Она почувствовала, как испарина покрыла ее лоб. Ответ не оставил сомнений. С нею говорил Гоголь. Дальнейшее общение с ним настолько ее увлекло, она настолько утеряла чувство реальности, что, когда медиум, преобразившись и вновь став самою собой, сказала, что Гоголь ушел, она не совсем отчетливо понимала, что это – она и что она сейчас общалась с Гоголем…
– Ну, вот и все, – переведя дух, сказала хозяйка квартиры. Голос женщины вернул ее к действительности. Итак, подготовительная цель визита была достигнута успешно. Медиум не врал. Он на самом деле умел общаться с умершими.
Что ж, теперь нужно было достичь основной цели: проверить, где Пушкин. И поэтому, взглянув на хозяйку квартиры, она сказала:
– Я вам очень признательна. Вы на самом деле мне сильно помогли. Но у меня к вам еще одна просьба. Мне очень нужно задать один вопрос Пушкину! Я готова, если нужно, прибавить гонорар.
– Пушкину? – как и в первый раз, удивилась женщина. – Час от часу не легче! Да-а! Видимо, не судьба мне сегодня заработать эти деньги. Ну спросили бы вы у своей прабабки, где ваш фамильный сервис или какой-нибудь перстень! Нет! Писателей вам подавай! Тьфу!
– А чего вы сердитесь? Я ж деньги вам отдала. Хочу отдать еще. Позовите, пожалуйста, Пушкина. Хоть на секунду…
– Вы-то деньги отдали, но ведь я теперь не возьму, – с печалью в голосе сказала хозяйка квартиры.
– Почему?
– Потому что впервые в моей практике кто-то платит деньги не для того, чтобы найти утерянные сокровища, а для того, чтобы пообщаться с писателем, – посмотрев ей в глаза, сказала женщина, – и поэтому не возьму я с вас этих денег, – решительно рубанув рукою воздух, продолжила она, – а возьму свой обычный гонорар. Абрамовичем все равно не стану, зато останусь человеком. Так что готовьте вопрос Пушкину, я отправляюсь за ним.

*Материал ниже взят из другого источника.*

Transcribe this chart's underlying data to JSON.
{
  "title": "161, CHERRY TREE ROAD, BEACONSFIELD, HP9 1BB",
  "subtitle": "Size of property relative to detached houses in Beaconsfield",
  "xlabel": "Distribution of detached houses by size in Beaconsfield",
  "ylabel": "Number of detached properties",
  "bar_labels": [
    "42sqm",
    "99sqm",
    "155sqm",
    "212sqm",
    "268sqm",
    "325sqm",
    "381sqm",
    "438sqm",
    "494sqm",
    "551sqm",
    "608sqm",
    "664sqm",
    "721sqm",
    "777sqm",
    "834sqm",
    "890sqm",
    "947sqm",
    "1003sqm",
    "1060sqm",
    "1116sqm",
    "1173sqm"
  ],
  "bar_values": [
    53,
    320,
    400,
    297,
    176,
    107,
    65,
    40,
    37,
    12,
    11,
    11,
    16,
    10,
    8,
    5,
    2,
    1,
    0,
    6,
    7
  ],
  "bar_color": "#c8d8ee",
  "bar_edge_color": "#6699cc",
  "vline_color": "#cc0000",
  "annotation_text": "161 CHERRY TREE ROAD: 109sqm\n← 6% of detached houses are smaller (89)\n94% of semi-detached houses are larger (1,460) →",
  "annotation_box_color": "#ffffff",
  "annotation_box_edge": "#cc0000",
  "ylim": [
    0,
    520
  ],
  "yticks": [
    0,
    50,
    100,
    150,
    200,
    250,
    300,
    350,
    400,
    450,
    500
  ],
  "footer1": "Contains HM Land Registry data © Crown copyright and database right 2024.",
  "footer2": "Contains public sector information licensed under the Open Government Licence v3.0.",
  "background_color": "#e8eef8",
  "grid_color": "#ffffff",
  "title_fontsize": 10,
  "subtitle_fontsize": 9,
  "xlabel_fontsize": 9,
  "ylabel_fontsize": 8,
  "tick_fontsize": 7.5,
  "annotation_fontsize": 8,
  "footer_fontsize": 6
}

Сказав это, женщина вновь закрыла глаза и стала раскачиваться из стороны в сторону, разговаривая сама с собою на своем тарабарском языке. Что же до Любы, она вся напряглась и, превратившись в один большой нерв, не сводя с медиума глаз, ждала… впрочем, ждала, сама не зная чего. У нее в голове был сумбур. Она и сама не знала, чего ждала и что хотела. С одной стороны, ей казалось, будто ей хочется, чтобы Пушкин пришел – это было бы чудом. Хотя что в этом необычного, если она уже имела приватный разговор с Гоголем?! И после этого беседа с Пушкиным, да хоть со всеми усопшими классиками человечества, чудом уже являться не могла. Чудо, повторенное второй и в третий раз, уже не является таковым. И что это она говорит? Кто бы послушал! Как вам нравится, беседа с Пушкиным в 2008 году – уже не чудо! Что ж, она не виновата. Все дело в том, что так устроен человек. Он привыкает ко всему, и если это чудо, он привыкает и к нему! Поэтому она тут ни при чем…
В этот момент медиум внезапно дернулась всем телом, словно отгоняя от себя что-то невидимое, тряхнула головой и, резко распахнув глаза, словно разговаривая сама с собой, удивленно сказала:
– Странно… Вы знаете… Если бы речь шла, скажем, о вашем соседе, которого вы лично провожали в последний путь, я бы уверенно сказала, что в его гробу лежал кто-то другой. Но Пушкин при любом раскладе должен быть «там».